Country Music Icon Charlie Daniels Dies at 83 – What Happened?
Legendary country music star Charlie Daniels passed away on July 6, 2020, confirmed his website. He died at the Summit Medical Center in Hermitage, Tennessee.
Daniels passed away at the age of 83 from a hemorrhagic stroke. The Country Music Hall of Fame and the Grand Ole Opry inductee was best known for his hit song “The Devil Went Down to Georgia,” which came out in 1979.
The song was about Johnny; a young man who battled the devil in a fiddle-playing challenge. The man managed to beat his opponent and went away with a violin made of gold.
LEAVING HIS MARK
The hit track was number 1 on the country charts in 1979 and number 3 on the pop charts. The Country Music Association even voted it as the single of the year.
Daniels’ representatives released a statement about the late star saying: “Few artists have left a more indelible mark on America's musical landscape than Charlie Daniels.” The country musician was described as “an outspoken patriot, beloved mentor, and a true road warrior.”
SOME OF CHARLIE’S CHARITY WORK
He had a multi-platinum career and leveraged his fame to help “support the military, underprivileged children, and others in need.” Daniels, his manager David Corlew, and other people co-founded The Journey Home Project together.
The organization assists veterans who return to the country from their service.
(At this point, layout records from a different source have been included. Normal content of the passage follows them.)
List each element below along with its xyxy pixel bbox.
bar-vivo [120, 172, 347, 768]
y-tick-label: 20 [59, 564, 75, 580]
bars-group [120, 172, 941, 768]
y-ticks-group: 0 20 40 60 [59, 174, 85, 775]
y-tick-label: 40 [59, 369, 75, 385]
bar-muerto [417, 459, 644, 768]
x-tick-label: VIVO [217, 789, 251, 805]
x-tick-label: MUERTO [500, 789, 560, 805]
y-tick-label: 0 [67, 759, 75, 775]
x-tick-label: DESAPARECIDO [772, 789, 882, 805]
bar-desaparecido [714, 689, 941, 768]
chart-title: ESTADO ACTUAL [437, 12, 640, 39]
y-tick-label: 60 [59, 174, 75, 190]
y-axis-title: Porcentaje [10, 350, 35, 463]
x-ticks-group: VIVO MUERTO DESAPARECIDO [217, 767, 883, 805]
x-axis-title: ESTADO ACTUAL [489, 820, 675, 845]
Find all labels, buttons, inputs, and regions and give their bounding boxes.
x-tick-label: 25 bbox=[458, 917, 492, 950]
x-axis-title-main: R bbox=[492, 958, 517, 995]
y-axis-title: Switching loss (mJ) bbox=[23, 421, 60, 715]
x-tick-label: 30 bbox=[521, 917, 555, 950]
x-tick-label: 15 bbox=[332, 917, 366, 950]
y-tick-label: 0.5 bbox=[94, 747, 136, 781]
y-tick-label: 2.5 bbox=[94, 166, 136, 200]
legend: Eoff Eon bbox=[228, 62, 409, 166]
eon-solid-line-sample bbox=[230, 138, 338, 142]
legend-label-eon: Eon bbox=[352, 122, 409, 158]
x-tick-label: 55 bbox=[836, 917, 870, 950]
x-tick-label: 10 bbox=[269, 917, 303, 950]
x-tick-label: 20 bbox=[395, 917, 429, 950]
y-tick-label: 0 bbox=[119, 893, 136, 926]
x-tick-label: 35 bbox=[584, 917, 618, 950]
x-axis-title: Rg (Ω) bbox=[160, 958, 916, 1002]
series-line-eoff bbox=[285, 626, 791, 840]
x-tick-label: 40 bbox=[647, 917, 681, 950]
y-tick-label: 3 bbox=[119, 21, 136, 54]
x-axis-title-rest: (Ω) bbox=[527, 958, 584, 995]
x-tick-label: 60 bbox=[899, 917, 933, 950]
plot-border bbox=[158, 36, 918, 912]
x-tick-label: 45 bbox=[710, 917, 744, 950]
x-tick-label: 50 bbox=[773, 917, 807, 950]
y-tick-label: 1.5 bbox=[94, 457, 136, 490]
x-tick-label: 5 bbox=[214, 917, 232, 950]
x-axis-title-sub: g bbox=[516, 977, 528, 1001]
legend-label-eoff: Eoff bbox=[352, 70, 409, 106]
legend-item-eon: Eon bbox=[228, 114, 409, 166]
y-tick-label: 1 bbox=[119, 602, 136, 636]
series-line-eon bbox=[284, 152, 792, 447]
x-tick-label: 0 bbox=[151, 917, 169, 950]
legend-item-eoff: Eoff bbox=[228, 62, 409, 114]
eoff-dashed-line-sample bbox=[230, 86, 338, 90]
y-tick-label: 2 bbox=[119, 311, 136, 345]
The star co-founded the company in 2014.
Daniels also worked with the Jason Foundation. The Nashville nonprofit organization was started by a father who lost his teenage son to suicide.
The southern rock legend was also an inductee of the Musicians Hall of Fame. Some of his other accolades included winning a Dove Award for gospel albums and a Grammy Award for Best Country Vocal Performance by a Duo or Group.
WHERE HIS CAREER BEGAN
The star also had the pleasure of playing at big venues like the Super Bowl and the White House. In 1972, Daniels formed the Charlie Daniels Band and their first hit song was “Uneasy Rider.”
HIS MOST MEMORABLE HITS
Some of their most memorable hits include “The South’s Gonna Do It Again,” “The Legend of Wooley Swamp,” and “Long Haired Country Boy.” In 1980, he appeared as himself on “Urban Cowboy.”
PROMOTING HIS LIVE RECORD
Daniels promoted his first live album, "The Live Record," in 2001 despite the tensions that came with the September 11 attacks in New York. In 2013, the singer was diagnosed with "a mild case of pneumonia" and he had a pacemaker inserted to regulate his heart rate.
Daniels is survived by his long-term wife, Hazel, and their son, Charlie Daniels, Jr.